Even though we’re so different, I’ve always felt like Granddad somehow gets me. But if he thinks I should go to this party, maybe he doesn’t get me at all.
Meg raises her eyebrows at me, as if Granddad meeting my grandma at a party is so romantic that I can’t possibly argue with it. But it does nothing to quell my panic. I might find it more compelling if I had ever met my grandma, but she died before I was born. Granddad has always just been Granddad. My granddad.
“Was she a good dancer?” Meg asks, and Granddad’s face lights up. How does Meg always know what to say?
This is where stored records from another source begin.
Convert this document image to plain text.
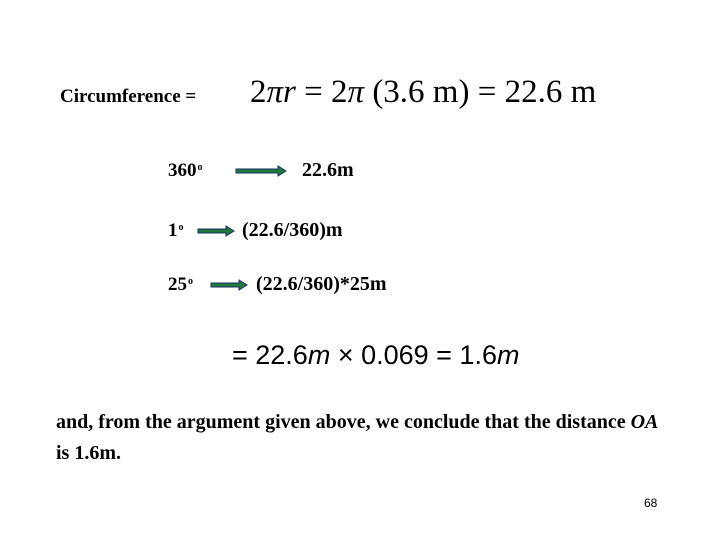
Circumference = 2πr = 2π (3.6 m) = 22.6 m
360$^o$	22.6m
1$^o$	(22.6/360)m
25$^o$	(22.6/360)*25m
= 22.6m × 0.069 = 1.6m
and, from the argument given above, we conclude that the distance OA is 1.6m.
68
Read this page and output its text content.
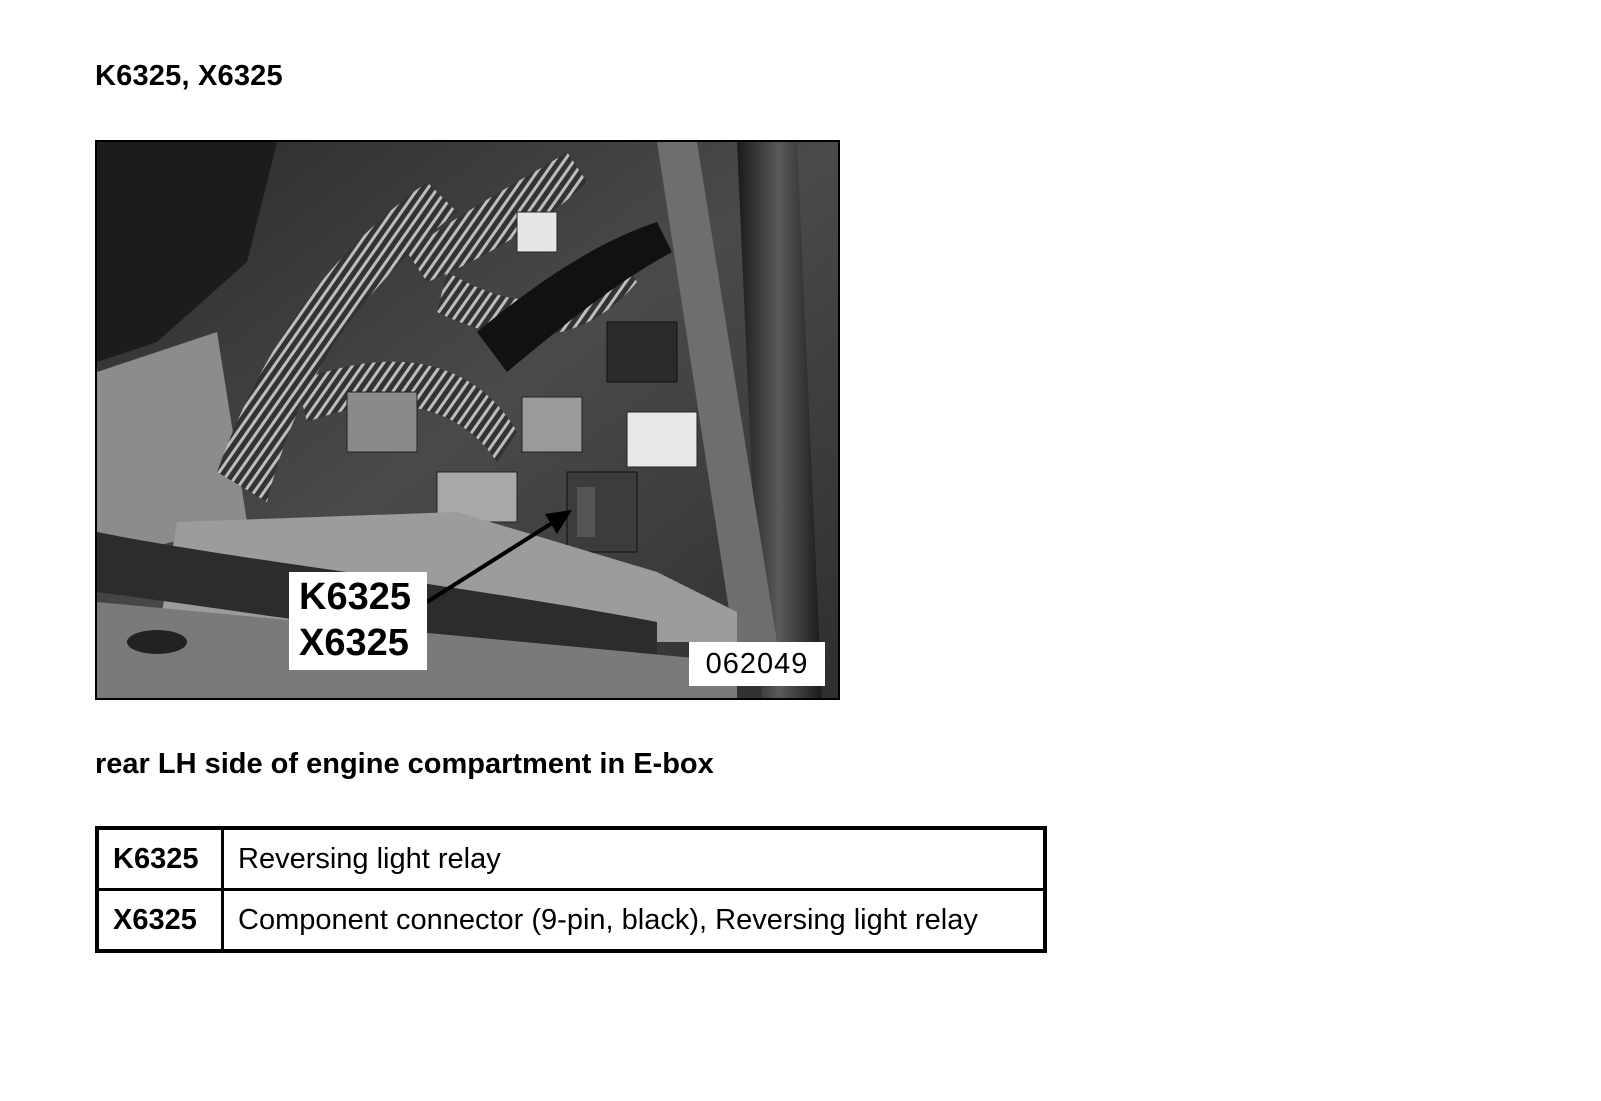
K6325, X6325
K6325
X6325	062049
rear LH side of engine compartment in E-box
K6325	Reversing light relay
X6325	Component connector (9-pin, black), Reversing light relay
Even to people she’s just met?
“Oh, was she ever,” he says. “She could dance a mean twist.”
“Man, I wish I could dance the twist,” Meg says, climbing to her feet as if she’s going to try right now.
“If it wasn’t for this hip, I’d teach you.”
Their banter is so smooth. They’re both so adventurous.
I’ve always known how much Granddad loved me. Always. Except, now that we live together, now that he’s seen how terribly scared I am all the time, I wonder if that’s changed. Not that I think he doesn’t love me anymore, but if he doesn’t understand, then maybe he’s unimpressed. Disappointed.
Meg and Granddad chatter away about different dance moves, old and new, as I try to imagine going to another party. I can’t picture it. My brain shoves the image away and I see only darkness. Feel the tightness in my lungs from holding my breath.